Australian cricketer (1877–1939)

Frederick Theodore Hack (24 August 1877 – 10 April 1939) was a cricketer who played first-class cricket for South Australia from 1898 to 1909.

An opening batsman, Hack scored 33, 115, 54, 37, 44 and 158 not out in the 1899-1900 Sheffield Shield, a total of 441 runs at an average of 88.20, putting him at the top of the Shield averages. The cricket writer A. G. Moyes said of Hack's career that he did "grand service for [South Australia] as an opening batsman. Standing a few inches over six feet, he was an extremely difficult man to dislodge once he dug in his heels. Never quite Test class, he was nevertheless a remarkably handy man for the ordinary first-class game." He continued playing senior cricket in Sydney into the 1920s.

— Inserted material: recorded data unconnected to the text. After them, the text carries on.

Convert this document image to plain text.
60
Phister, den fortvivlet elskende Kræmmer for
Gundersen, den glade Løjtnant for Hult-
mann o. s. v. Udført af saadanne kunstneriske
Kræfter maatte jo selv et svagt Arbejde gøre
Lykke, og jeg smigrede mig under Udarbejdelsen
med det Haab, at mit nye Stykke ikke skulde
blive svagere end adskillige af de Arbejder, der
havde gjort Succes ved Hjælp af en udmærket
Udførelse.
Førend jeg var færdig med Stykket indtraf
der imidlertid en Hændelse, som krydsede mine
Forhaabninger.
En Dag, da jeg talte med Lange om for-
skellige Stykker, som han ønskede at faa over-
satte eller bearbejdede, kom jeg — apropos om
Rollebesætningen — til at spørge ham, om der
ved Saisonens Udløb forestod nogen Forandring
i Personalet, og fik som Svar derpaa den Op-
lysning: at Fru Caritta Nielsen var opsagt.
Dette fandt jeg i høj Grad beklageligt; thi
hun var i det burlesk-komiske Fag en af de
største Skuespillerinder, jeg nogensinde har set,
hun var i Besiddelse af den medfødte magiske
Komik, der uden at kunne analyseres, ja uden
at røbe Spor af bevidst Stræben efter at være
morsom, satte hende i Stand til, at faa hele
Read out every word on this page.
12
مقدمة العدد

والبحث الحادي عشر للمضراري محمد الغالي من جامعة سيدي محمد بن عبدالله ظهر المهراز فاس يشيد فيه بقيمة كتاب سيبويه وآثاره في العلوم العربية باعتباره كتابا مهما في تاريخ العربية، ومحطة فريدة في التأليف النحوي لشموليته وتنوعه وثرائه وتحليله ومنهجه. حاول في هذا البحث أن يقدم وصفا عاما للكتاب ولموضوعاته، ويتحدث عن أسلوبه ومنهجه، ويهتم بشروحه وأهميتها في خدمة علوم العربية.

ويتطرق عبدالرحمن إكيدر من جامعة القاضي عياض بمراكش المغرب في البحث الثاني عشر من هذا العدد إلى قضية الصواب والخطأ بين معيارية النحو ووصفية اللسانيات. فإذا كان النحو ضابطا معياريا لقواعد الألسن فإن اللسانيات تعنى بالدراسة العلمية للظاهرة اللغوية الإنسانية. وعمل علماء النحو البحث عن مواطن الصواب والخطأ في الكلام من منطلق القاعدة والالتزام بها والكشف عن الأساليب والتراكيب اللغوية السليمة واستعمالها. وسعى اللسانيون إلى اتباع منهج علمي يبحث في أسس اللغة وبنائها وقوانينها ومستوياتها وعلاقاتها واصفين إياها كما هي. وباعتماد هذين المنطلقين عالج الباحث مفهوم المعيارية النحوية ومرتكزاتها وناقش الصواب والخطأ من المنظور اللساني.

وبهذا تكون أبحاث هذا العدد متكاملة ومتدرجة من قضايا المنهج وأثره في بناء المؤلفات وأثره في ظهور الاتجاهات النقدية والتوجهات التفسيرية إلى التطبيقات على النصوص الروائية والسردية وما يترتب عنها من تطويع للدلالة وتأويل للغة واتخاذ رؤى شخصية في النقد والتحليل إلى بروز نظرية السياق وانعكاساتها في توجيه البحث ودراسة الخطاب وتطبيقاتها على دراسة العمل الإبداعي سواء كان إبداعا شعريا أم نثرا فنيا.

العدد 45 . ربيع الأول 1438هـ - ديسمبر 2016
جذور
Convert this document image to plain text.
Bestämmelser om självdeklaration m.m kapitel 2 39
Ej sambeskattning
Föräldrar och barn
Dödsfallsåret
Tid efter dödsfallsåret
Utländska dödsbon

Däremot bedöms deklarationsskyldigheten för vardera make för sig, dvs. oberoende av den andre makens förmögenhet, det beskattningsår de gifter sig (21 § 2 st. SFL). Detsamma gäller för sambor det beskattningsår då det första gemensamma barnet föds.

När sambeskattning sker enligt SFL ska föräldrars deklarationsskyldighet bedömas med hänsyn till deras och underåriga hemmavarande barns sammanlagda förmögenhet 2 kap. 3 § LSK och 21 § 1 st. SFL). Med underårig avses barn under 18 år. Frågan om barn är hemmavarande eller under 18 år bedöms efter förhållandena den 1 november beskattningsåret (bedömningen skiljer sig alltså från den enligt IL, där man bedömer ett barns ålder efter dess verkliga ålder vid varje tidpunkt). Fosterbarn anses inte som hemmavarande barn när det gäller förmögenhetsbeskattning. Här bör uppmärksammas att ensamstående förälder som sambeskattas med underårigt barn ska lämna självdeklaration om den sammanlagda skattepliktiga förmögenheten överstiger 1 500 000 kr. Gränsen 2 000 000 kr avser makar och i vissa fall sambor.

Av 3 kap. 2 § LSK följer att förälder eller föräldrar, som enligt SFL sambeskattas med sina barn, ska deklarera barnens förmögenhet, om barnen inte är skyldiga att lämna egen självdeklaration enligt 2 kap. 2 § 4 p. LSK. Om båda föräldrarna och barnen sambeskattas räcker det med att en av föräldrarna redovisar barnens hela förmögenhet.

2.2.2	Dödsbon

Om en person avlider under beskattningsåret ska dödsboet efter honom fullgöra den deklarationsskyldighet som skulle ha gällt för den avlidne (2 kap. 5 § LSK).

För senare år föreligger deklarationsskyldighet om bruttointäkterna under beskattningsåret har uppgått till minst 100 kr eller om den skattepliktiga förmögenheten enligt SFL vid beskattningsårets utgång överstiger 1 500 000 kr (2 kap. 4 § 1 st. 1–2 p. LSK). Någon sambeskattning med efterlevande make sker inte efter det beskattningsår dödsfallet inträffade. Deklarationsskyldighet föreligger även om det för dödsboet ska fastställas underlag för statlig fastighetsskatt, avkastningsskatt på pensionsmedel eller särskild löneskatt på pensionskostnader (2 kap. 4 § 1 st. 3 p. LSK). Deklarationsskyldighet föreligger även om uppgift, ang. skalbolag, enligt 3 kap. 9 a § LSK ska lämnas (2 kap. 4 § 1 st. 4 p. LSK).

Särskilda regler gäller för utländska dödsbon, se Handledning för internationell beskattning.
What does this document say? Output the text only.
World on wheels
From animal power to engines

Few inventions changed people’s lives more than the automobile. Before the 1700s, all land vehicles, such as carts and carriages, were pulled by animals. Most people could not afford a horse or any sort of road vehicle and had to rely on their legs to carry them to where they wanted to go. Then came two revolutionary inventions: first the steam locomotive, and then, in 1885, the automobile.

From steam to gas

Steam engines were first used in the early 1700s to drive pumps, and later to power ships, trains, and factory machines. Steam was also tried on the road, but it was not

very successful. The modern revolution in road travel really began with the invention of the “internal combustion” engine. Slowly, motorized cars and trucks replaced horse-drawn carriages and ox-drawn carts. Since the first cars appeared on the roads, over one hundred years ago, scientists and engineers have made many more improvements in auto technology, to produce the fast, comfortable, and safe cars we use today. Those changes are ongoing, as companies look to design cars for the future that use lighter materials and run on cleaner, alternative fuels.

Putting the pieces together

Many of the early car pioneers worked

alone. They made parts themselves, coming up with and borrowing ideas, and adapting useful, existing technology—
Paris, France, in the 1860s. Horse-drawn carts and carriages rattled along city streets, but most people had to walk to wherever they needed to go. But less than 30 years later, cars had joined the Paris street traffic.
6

For some years Hack was the managing director of his own company, F. T. Hack Limited, which manufactured automobiles in Adelaide. After he left Adelaide to take up business in Sydney in 1917, the company's premises were bought by Holden. In 1924 he was manager of the Missenden Road Body Building Works in the Sydney suburb of Camperdown.

Hack, who was a grandson of pioneer Barton Hack, married Rosa Pengilly in 1905. They had two daughters and two sons, Alfred and Reginald, both of whom played cricket for South Australia.